The current president Barack Obama, for his part, works with two young virtuosos who have managed to embroider his speeches with the emotive force that tend to characterize appearances of the first African-American president of the United States.
Jon Favreau and Cody Keenan, both under 35 years of age, in carrying out their speechwriting duties in the White House, became artisans of
images, symbols, and meanings used by the man who has been called the most powerful on the planet.
THE RHETORIC OF POWER
As far back as ancient Greece, the role of dialectic and rhetoric in persuading or convincing citizens on issues of collective interest has been under dispute.
Aristotles covered the subject in his Rhetoric, which became the object of commentary in Plato’s dialogues, including both
Gorgias and Phaedrus. Both works developed arguments surrounding the use of language as a persuasive tool and of sophistry, manipulation, and disinformation.
Since that time political power has always been understood as a relationship between the governors and the governed. This subordination is achieved either based on the use of language, which confers a type of persuasive power; or, on the contrary, through the use of force, which
grants coercive power.
In any case, persuasion has always been preferred over coercion – the power of the word over the power of the sword. Nonetheless, to win power through persuasion, it’s essential to have a message identified with the needs, aspirations, and hopes of those hearing it.
This message, in turn, requires structuring – a rhetorical or narrative style that can simply, clearly, rationally, logically, but also emotionally
express the point being conveyed in the communication.

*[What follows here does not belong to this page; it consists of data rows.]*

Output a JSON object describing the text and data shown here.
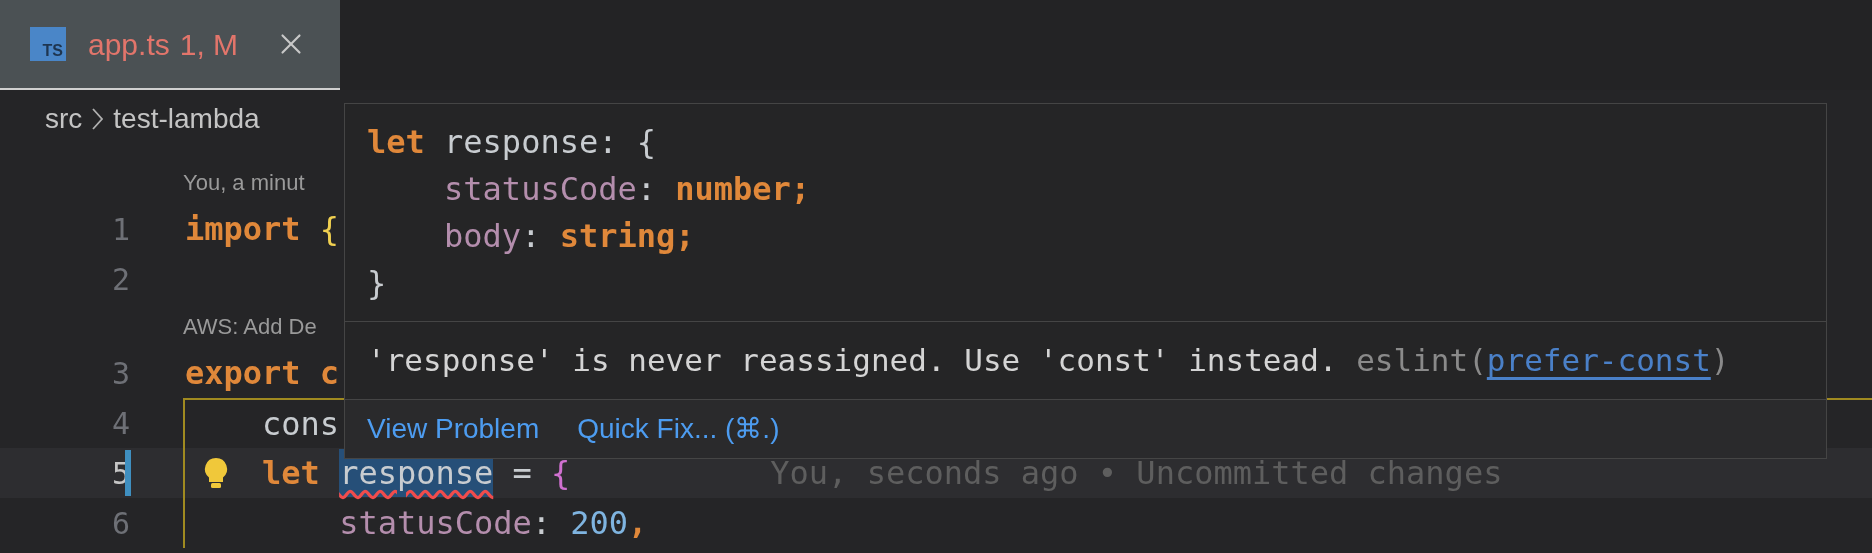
{
  "tab": {
    "icon": "TS",
    "label": "app.ts",
    "badge": "1, M"
  },
  "breadcrumb": [
    "src",
    "test-lambda"
  ],
  "editor": {
    "lines": [
      {
        "kind": "codelens",
        "text": "You, a minut"
      },
      {
        "kind": "code",
        "number": "1",
        "modified": false,
        "lightbulb": false,
        "current": false,
        "bracket_scope": false,
        "tokens": [
          {
            "text": "import",
            "kind": "keyword"
          },
          {
            "text": " {",
            "kind": "brace"
          }
        ]
      },
      {
        "kind": "code",
        "number": "2",
        "modified": false,
        "lightbulb": false,
        "current": false,
        "bracket_scope": false
      },
      {
        "kind": "codelens",
        "text": "AWS: Add De"
      },
      {
        "kind": "code",
        "number": "3",
        "modified": false,
        "lightbulb": false,
        "current": false,
        "bracket_scope": false,
        "tokens": [
          {
            "text": "export c",
            "kind": "keyword"
          }
        ]
      },
      {
        "kind": "code",
        "number": "4",
        "modified": false,
        "lightbulb": false,
        "current": false,
        "bracket_scope": true,
        "tokens": [
          {
            "text": "    cons",
            "kind": "plain"
          }
        ]
      },
      {
        "kind": "code",
        "number": "5",
        "modified": true,
        "lightbulb": true,
        "current": true,
        "bracket_scope": true,
        "tokens": [
          {
            "text": "let ",
            "kind": "keyword"
          },
          {
            "text": "response",
            "kind": "error"
          },
          {
            "text": " = ",
            "kind": "plain"
          },
          {
            "text": "{",
            "kind": "brace2"
          }
        ],
        "blame": "You, seconds ago • Uncommitted changes"
      },
      {
        "kind": "code",
        "number": "6",
        "modified": false,
        "lightbulb": false,
        "current": false,
        "bracket_scope": true,
        "tokens": [
          {
            "text": "        statusCode",
            "kind": "property"
          },
          {
            "text": ": ",
            "kind": "plain"
          },
          {
            "text": "200",
            "kind": "number"
          },
          {
            "text": ",",
            "kind": "keyword"
          }
        ]
      }
    ]
  },
  "hover": {
    "code": [
      [
        {
          "text": "let",
          "kind": "keyword"
        },
        {
          "text": " response: {",
          "kind": "plain"
        }
      ],
      [
        {
          "text": "    statusCode",
          "kind": "property"
        },
        {
          "text": ": ",
          "kind": "plain"
        },
        {
          "text": "number;",
          "kind": "keyword"
        }
      ],
      [
        {
          "text": "    body",
          "kind": "property"
        },
        {
          "text": ": ",
          "kind": "plain"
        },
        {
          "text": "string;",
          "kind": "keyword"
        }
      ],
      [
        {
          "text": "}",
          "kind": "plain"
        }
      ]
    ],
    "message": "'response' is never reassigned. Use 'const' instead.",
    "source": "eslint(",
    "rule": "prefer-const",
    "source_end": ")",
    "actions": [
      "View Problem",
      "Quick Fix... (⌘.)"
    ]
  }
}
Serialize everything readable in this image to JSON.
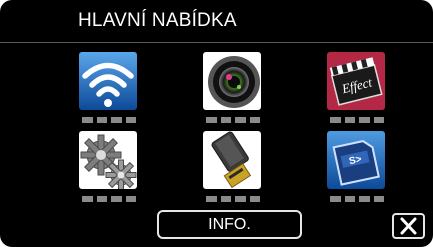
{
  "header": {
    "title": "HLAVNÍ NABÍDKA"
  },
  "menu": {
    "items": [
      {
        "icon": "wifi-icon"
      },
      {
        "icon": "camera-lens-icon"
      },
      {
        "icon": "effect-clapperboard-icon"
      },
      {
        "icon": "settings-gears-icon"
      },
      {
        "icon": "hdmi-connector-icon"
      },
      {
        "icon": "sd-card-icon"
      }
    ]
  },
  "footer": {
    "info_label": "INFO.",
    "close_icon": "close-icon"
  },
  "colors": {
    "background": "#000000",
    "accent_blue": "#1a5fae",
    "accent_red": "#a51e3a",
    "border": "#e6e6e6"
  }
}
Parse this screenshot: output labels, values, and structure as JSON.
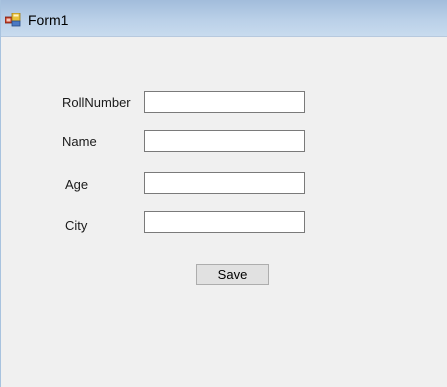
{
  "window": {
    "title": "Form1"
  },
  "form": {
    "fields": [
      {
        "label": "RollNumber",
        "value": ""
      },
      {
        "label": "Name",
        "value": ""
      },
      {
        "label": "Age",
        "value": ""
      },
      {
        "label": "City",
        "value": ""
      }
    ],
    "save_label": "Save"
  }
}
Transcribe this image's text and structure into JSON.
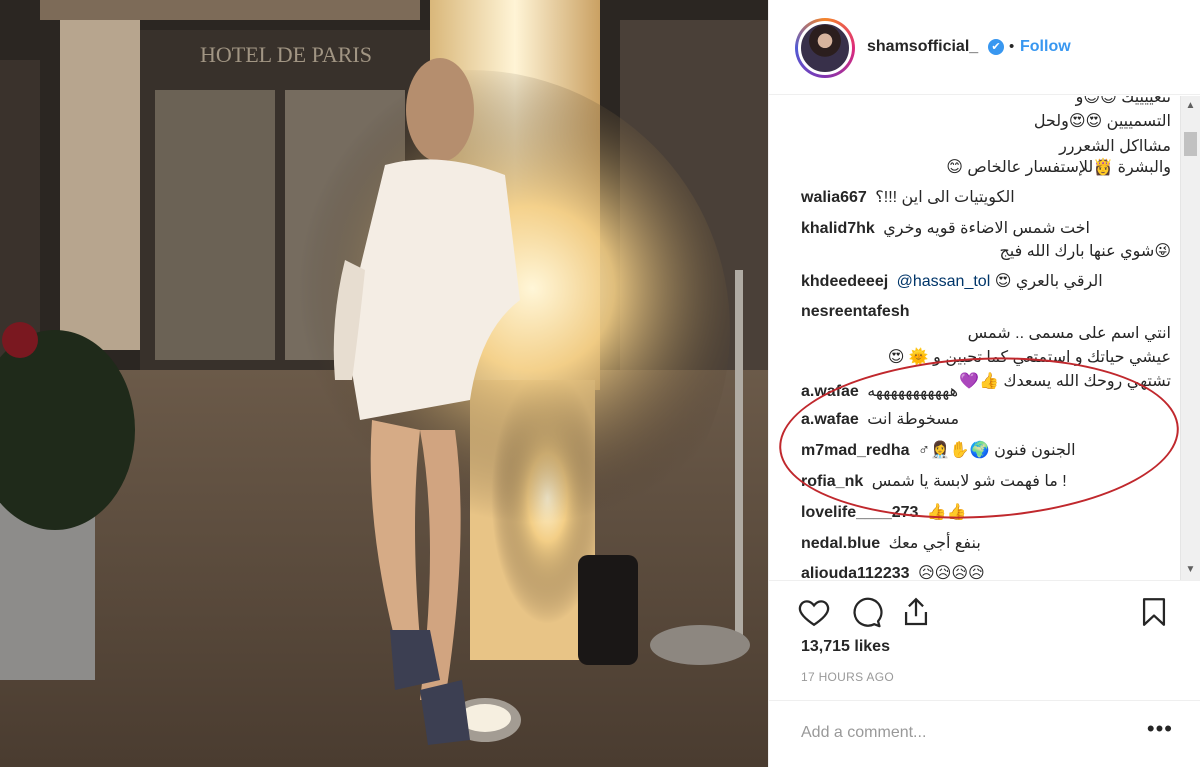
{
  "post": {
    "username": "shamsofficial_",
    "verified_mark": "✔",
    "separator": "•",
    "follow_label": "Follow",
    "photo_sign": "HOTEL DE PARIS"
  },
  "comments": [
    {
      "user": "",
      "text": "التسمييين 😍😍ولحل",
      "emojis": []
    },
    {
      "user": "",
      "text": "مشااكل الشعررر",
      "emojis": []
    },
    {
      "user": "",
      "text": "والبشرة 👸للإستفسار عالخاص 😊",
      "emojis": []
    },
    {
      "user": "walia667",
      "text": "الكويتيات الى اين !!!؟",
      "emojis": []
    },
    {
      "user": "khalid7hk",
      "text": "اخت شمس الاضاءة قويه وخري",
      "emojis": []
    },
    {
      "user": "",
      "text": "😜شوي عنها بارك الله فيج",
      "emojis": []
    },
    {
      "user": "khdeedeeej",
      "mention": "@hassan_tol",
      "text": "الرقي بالعري 😍",
      "emojis": []
    },
    {
      "user": "nesreentafesh",
      "text": "انتي اسم على مسمى .. شمس",
      "emojis": []
    },
    {
      "user": "",
      "text": "عيشي حياتك و استمتعي كما تحبين و 🌞 😍",
      "emojis": []
    },
    {
      "user": "",
      "text": "تشتهي روحك الله يسعدك 👍💜",
      "emojis": []
    },
    {
      "user": "a.wafae",
      "text": "هههههههههههه",
      "emojis": []
    },
    {
      "user": "a.wafae",
      "text": "مسخوطة انت",
      "emojis": []
    },
    {
      "user": "m7mad_redha",
      "text": "الجنون فنون 🌍✋👩‍⚕️♂",
      "emojis": []
    },
    {
      "user": "rofia_nk",
      "text": "! ما فهمت شو لابسة يا شمس",
      "emojis": []
    },
    {
      "user": "lovelife____273",
      "text": "👍👍",
      "emojis": []
    },
    {
      "user": "nedal.blue",
      "text": "بنفع أجي معك",
      "emojis": []
    },
    {
      "user": "aliouda112233",
      "text": "😥😥😥😥",
      "emojis": []
    }
  ],
  "actions": {
    "like_icon": "heart-icon",
    "comment_icon": "comment-icon",
    "share_icon": "share-icon",
    "save_icon": "bookmark-icon"
  },
  "likes_text": "13,715 likes",
  "timestamp": "17 HOURS AGO",
  "add_comment_placeholder": "Add a comment...",
  "more_label": "•••",
  "colors": {
    "link_blue": "#3897f0",
    "mention_blue": "#003569",
    "annotation_red": "#c0282d"
  }
}
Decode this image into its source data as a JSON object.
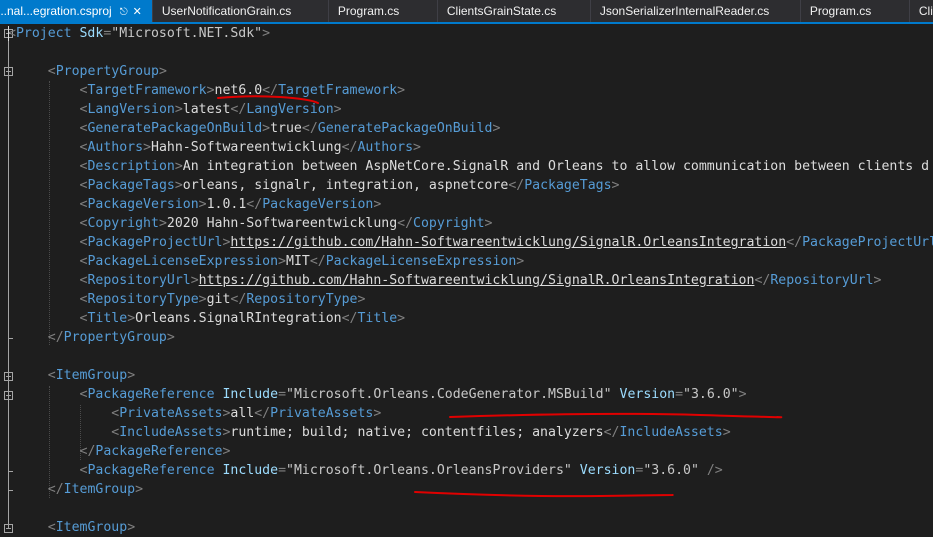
{
  "tabs": [
    {
      "label": "...nal...egration.csproj",
      "active": true
    },
    {
      "label": "UserNotificationGrain.cs",
      "active": false
    },
    {
      "label": "Program.cs",
      "active": false
    },
    {
      "label": "ClientsGrainState.cs",
      "active": false
    },
    {
      "label": "JsonSerializerInternalReader.cs",
      "active": false
    },
    {
      "label": "Program.cs",
      "active": false
    },
    {
      "label": "Clie",
      "active": false
    }
  ],
  "code": {
    "project_open": "Project",
    "project_attr": "Sdk",
    "project_attr_value": "\"Microsoft.NET.Sdk\"",
    "property_group": "PropertyGroup",
    "props": [
      {
        "tag": "TargetFramework",
        "value": "net6.0"
      },
      {
        "tag": "LangVersion",
        "value": "latest"
      },
      {
        "tag": "GeneratePackageOnBuild",
        "value": "true"
      },
      {
        "tag": "Authors",
        "value": "Hahn-Softwareentwicklung"
      },
      {
        "tag": "Description",
        "value": "An integration between AspNetCore.SignalR and Orleans to allow communication between clients d"
      },
      {
        "tag": "PackageTags",
        "value": "orleans, signalr, integration, aspnetcore"
      },
      {
        "tag": "PackageVersion",
        "value": "1.0.1"
      },
      {
        "tag": "Copyright",
        "value": "2020 Hahn-Softwareentwicklung"
      },
      {
        "tag": "PackageProjectUrl",
        "value": "https://github.com/Hahn-Softwareentwicklung/SignalR.OrleansIntegration"
      },
      {
        "tag": "PackageLicenseExpression",
        "value": "MIT"
      },
      {
        "tag": "RepositoryUrl",
        "value": "https://github.com/Hahn-Softwareentwicklung/SignalR.OrleansIntegration"
      },
      {
        "tag": "RepositoryType",
        "value": "git"
      },
      {
        "tag": "Title",
        "value": "Orleans.SignalRIntegration"
      }
    ],
    "item_group": "ItemGroup",
    "package_reference": "PackageReference",
    "include_attr": "Include",
    "version_attr": "Version",
    "ref1_include": "\"Microsoft.Orleans.CodeGenerator.MSBuild\"",
    "ref1_version": "\"3.6.0\"",
    "private_assets_tag": "PrivateAssets",
    "private_assets_value": "all",
    "include_assets_tag": "IncludeAssets",
    "include_assets_value": "runtime; build; native; contentfiles; analyzers",
    "ref2_include": "\"Microsoft.Orleans.OrleansProviders\"",
    "ref2_version": "\"3.6.0\""
  },
  "colors": {
    "editor_bg": "#1e1e1e",
    "tag": "#569cd6",
    "attribute": "#9cdcfe",
    "punctuation": "#808080",
    "text": "#dcdcdc",
    "active_tab": "#007acc",
    "annotation": "#e00000"
  }
}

In addition to the simplicity and clarity of the message, those who dedicate themselves to speechwriting tend to make use of literary devices or rhetorical linguistic techniques.
From thence arises the power of metaphor, images, analogies, as ways to transmit ideas with aesthetic appeal and beauty, to produce an emotional impact and thereby a capacity to move listeners and provoke identification
with the values being expressed.
All the great discourses of different historical epochs have achieved their transcendence through the clever use of some image or metaphor that makes it memorable or indelible in its time.
We find examples in Abraham Lincoln, with his famous phrase “government of the people, by the people, for the people”; in Franklin Delano Roosevelt’s “we have nothing to fear but fear
itself”; in Winston Churchill’s “I have nothing to offer but blood, toil, tears and sweat”; in Martin Luther King, Jr.’s “I have a dream”; and Fidel Castro’s “history will absolve me.”
To return to Melania Trump: her speech also employed an impactful and exciting metaphor. Specifically, her words were: “My parents impressed on me the values that you work
hard for what you want in life, that your word is your bond and you do what you say and keep your promise, that you treat people with respect.
They taught and showed me values and morals in their daily lives. That is a lesson that I continue to pass along to our son.” Lovely words. Magnificent message. Eloquent testimony.
Except for one problem. They were not Melania’s own words. They were, in fact, Michelle Obama’s.
And that, in the world of letters, is what is known as plagiarism. And what’s most lamentable is that after such an impressive display of lights, music, and fanfare, in the end what will go down in history is that it was the scene of a fraud, a fiasco, a theft of words – an unfortunate instance of plagiarism wrought by Mrs. Melania Trump.